Don Pedro
Siempre -desde cuando éramos estudiantes en la Complutense hasta cuando fui ministro de Educación y Ciencia- le llamábamos, con una amistad y respeto crecientes, don Pedro. Nos veíamos a mediados de los ochenta con gran frecuencia y, cada vez, por su magisterio, por las preguntas que nos formulaba, por las respuestas que nos ofrecía, era mayor la admiración que sentíamos en mi casa por este gigante del pensamiento, por este hombre apacible y tenso a la vez, dedicado sin pausa a la búsqueda permanente, a escudriñar la naturaleza humana en el filo exacto de las luces y de las sombras, de las certezas y las incertidumbres. Un día nos pidió, por favor, el tú. Nos costó mucho habituarnos.

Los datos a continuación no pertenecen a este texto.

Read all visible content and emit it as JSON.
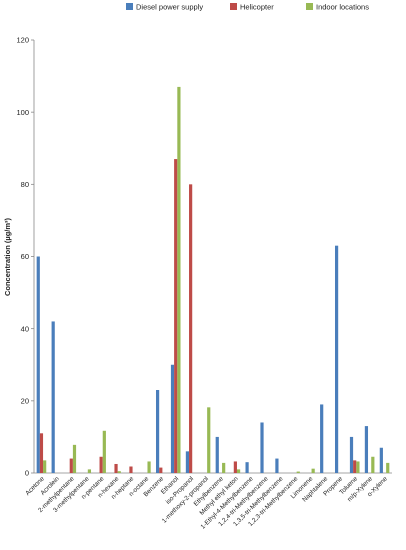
{
  "chart_data": {
    "type": "bar",
    "title": "",
    "xlabel": "",
    "ylabel": "Concentration (µg/m³)",
    "ylim": [
      0,
      120
    ],
    "yticks": [
      0,
      20,
      40,
      60,
      80,
      100,
      120
    ],
    "grid": false,
    "legend_position": "top-right",
    "categories": [
      "Acetone",
      "Acrolein",
      "2-methylpentane",
      "3-methylpentane",
      "n-pentane",
      "n-hexane",
      "n-heptane",
      "n-octane",
      "Benzene",
      "Ethanol",
      "iso-Propanol",
      "1-methoxy-2-propanol",
      "Ethylbenzene",
      "Methyl ethyl keton",
      "1-Ethyl-4-Methylbenzene",
      "1,2,4-tri-Methylbenzene",
      "1,3,5-tri-Methylbenzene",
      "1,2,3-tri-Methylbenzene",
      "Limonene",
      "Naphtalene",
      "Propene",
      "Toluene",
      "m/p-Xylene",
      "o-Xylene"
    ],
    "series": [
      {
        "name": "Diesel power supply",
        "color": "#4a7ebb",
        "values": [
          60,
          42,
          0,
          0,
          0,
          0,
          0,
          0,
          23,
          30,
          6,
          0,
          10,
          0,
          3,
          14,
          4,
          0,
          0,
          19,
          63,
          10,
          13,
          7
        ]
      },
      {
        "name": "Helicopter",
        "color": "#be4b48",
        "values": [
          11,
          0,
          4,
          0,
          4.5,
          2.5,
          1.8,
          0,
          1.5,
          87,
          80,
          0,
          0,
          3.2,
          0,
          0,
          0,
          0,
          0,
          0,
          0,
          3.5,
          0,
          0
        ]
      },
      {
        "name": "Indoor locations",
        "color": "#98b954",
        "values": [
          3.5,
          0,
          7.8,
          1,
          11.7,
          0.5,
          0,
          3.2,
          0,
          107,
          0,
          18.2,
          2.8,
          1,
          0,
          0,
          0,
          0.4,
          1.2,
          0,
          0,
          3.2,
          4.5,
          2.8
        ]
      }
    ]
  }
}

Tenía unas alas grandes en las que a veces se empeñaba en incluir reflexiones sobre el pasado cuando lo que más nos interesaba entonces, y nos sigue interesando hoy, son sus reflexiones, su mirar transparente y denso sobre el presente y el futuro. Este futuro distinto, de rumbos inéditos, que es el único legado que podemos ofrecer a nuestros hijos, para el que Pedro Laín, conocedor de la biología y de la desmesura creativa, que distingue a la raza humana, diseñó amaneceres a la altura de su dignidad.

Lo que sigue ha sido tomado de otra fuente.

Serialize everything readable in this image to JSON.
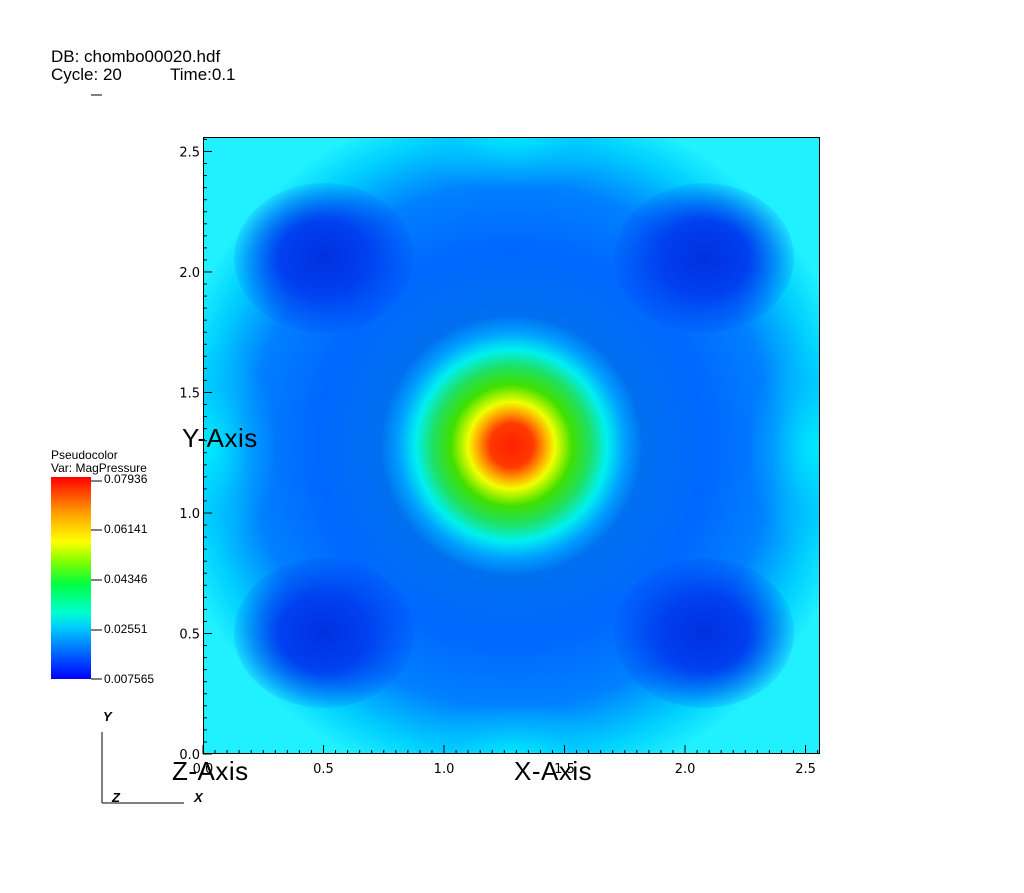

¿Vale la pena aguardar? No. Todo se construye y se hace cada día. Esperar sí vale la pena. La espera y la esperanza: Pedro Laín Entralgo nos deja el tesoro fantástico de su vida, de sus libros, que tanto contribuyen a iluminar caminos hoy oscuros. Oscurecidos.
Un día accedimos, para su complacencia, a darle el tú que nos rogaba. Hoy, cuando se ha hecho invisible -nos queda la inmensa estela de su ejemplo- le devolvemos el don que se merece: don Pedro Laín Entralgo, para siempre entre los más esclarecidos espíritus de nuestro tiempo.